On the other side of the isle, candidate Barack Obama emerged in 2008 sounding somewhat like candidate John Kennedy in 1960 relative to the working class. But that turned out not to be so; President Barack Obama’s “change” never happened. As far as the Democratic working class is concerned, Obama lost favor by spending too much valuable time trying to make nice to Republicans and show he could get along with anyone.
Now comes Hillary Clinton: another ‘bought & paid-for’ politician; a Democrat who once had a good, strong & deserving reputation with the working class but now, knowing that most have become Republicans, has to be concerned that too many will go to the pols come November. Now that’s really sad given Democrats and the working class was once synonymous.
Norman Solomon, a Sanders delegate from California, wrote an open letter to Clinton expressing his concerns with her and the Party, which reflects most Sanders supporter’s view.
In the letter Solomon tells Clinton right off that, in spite of her being one of the most honest of dishonest politicians, he doesn’t trust her but is willing to support her if she makes a “major course correction”. Solomon says “If there’s an effective tactical alliance to be had, you’re screwing it up”, pointing to the fact that 88 percent of Sanders delegates find Tim Kaine unacceptable yet she chose him, and that she named disgraced Debbie Wasserman Schultz as “honorary chair” immediately after her forced resignation as DNC chairwoman.

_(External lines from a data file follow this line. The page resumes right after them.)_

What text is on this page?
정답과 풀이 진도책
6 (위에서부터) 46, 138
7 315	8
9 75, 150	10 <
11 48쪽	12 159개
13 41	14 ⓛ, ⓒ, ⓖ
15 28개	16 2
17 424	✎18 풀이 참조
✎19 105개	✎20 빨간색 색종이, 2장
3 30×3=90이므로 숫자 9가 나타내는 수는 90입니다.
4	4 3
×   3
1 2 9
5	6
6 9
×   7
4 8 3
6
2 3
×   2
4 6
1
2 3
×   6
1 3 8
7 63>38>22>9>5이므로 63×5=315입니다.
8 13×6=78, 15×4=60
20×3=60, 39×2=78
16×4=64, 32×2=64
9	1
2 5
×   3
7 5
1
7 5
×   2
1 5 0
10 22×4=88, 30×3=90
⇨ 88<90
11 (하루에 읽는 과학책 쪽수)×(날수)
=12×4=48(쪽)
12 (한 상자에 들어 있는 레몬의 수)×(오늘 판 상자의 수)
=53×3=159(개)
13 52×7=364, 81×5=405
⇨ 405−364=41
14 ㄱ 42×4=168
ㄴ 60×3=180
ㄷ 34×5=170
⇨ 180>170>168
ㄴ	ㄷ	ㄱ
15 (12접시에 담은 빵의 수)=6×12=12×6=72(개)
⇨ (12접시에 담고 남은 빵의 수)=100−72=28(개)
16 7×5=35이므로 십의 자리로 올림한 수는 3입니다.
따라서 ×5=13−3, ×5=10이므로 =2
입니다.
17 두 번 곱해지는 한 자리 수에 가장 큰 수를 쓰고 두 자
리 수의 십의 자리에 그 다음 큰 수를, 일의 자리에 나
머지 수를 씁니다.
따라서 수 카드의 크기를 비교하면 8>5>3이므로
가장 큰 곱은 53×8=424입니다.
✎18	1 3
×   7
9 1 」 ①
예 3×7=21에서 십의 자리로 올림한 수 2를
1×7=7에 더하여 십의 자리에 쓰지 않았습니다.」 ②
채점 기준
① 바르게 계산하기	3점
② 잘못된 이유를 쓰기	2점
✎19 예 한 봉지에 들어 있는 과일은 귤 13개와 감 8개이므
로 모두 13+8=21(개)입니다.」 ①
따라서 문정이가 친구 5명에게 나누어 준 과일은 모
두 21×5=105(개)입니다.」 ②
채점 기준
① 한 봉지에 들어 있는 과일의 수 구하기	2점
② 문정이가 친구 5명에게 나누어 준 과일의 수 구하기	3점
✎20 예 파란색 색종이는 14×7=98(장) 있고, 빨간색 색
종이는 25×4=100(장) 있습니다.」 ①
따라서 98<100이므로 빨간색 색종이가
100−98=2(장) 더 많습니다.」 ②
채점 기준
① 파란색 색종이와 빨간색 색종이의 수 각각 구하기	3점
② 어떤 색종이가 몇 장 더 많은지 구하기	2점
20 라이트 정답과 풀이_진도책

A gifted sign for Clinton and the rest of the establishment Democrats was the reaction of Sanders supporters at the Democratic convention. Immediately after Clinton was nominated they began to chant many of the anti-Hillary remarks typically heard from Republicans. It didn’t help that more than 60 superdelegates at the convention were registered lobbyist with another 30 or so being shadow lobbyist, all supporting Clinton. Everyone knows who lobbyists represent and it certainly isn’t the working class. They represent wealthy people and corporations that are typically anti-working class.
Solomon tells Clinton that she will be making a huge mistake if she takes Sanders and his 13 million supporters for granted, and he is absolutely right. A small group of progressives are already organizing into what could be the Democrats ‘tea party left’: “Leaders of the Working Families Party, a progressive party backed by labor unions and community activists, were in Philadelphia this week to make the case to Sanders supporters that the WFP should carry the torch.” (I wrote in-depth about a new ‘People’s Party’ idea just last week.)
Trying to organizing a working class Party has been tried before, even as late as 1996; but it didn’t get very far. However, today’s political atmosphere and wide-spread disappointment didn’t exist 20 years ago. Today’s biggest challenge for reformers will be preventing Wall Street, corporate America – and their public relations ‘news channels’ – from overpowering them just as they did to the Occupy Wall Street movement in 2011 / 12.
Clinton, like the 16 GOP candidates that lost the Primary, still believe all they have to do is give lip service to the working class during a campaign then drop them like a hot potato once the election is over. Former GOP Presidential candidate Tim Pawlenty recently pointed that out when he said both Parties are guilty of years of empty promises, meaning that’s what brought us both Trump and Sanders this election season. That is probably true, but the empty promises by Democrats were made to the working class.
So, will Clinton, if elected, and established Democrats start listening? Probably not. But if they don’t, it could very well set the stage for a GOP-like revolution that gave rise to Donald Trump.
The Donald Trump factor could prove to be exactly what is needed.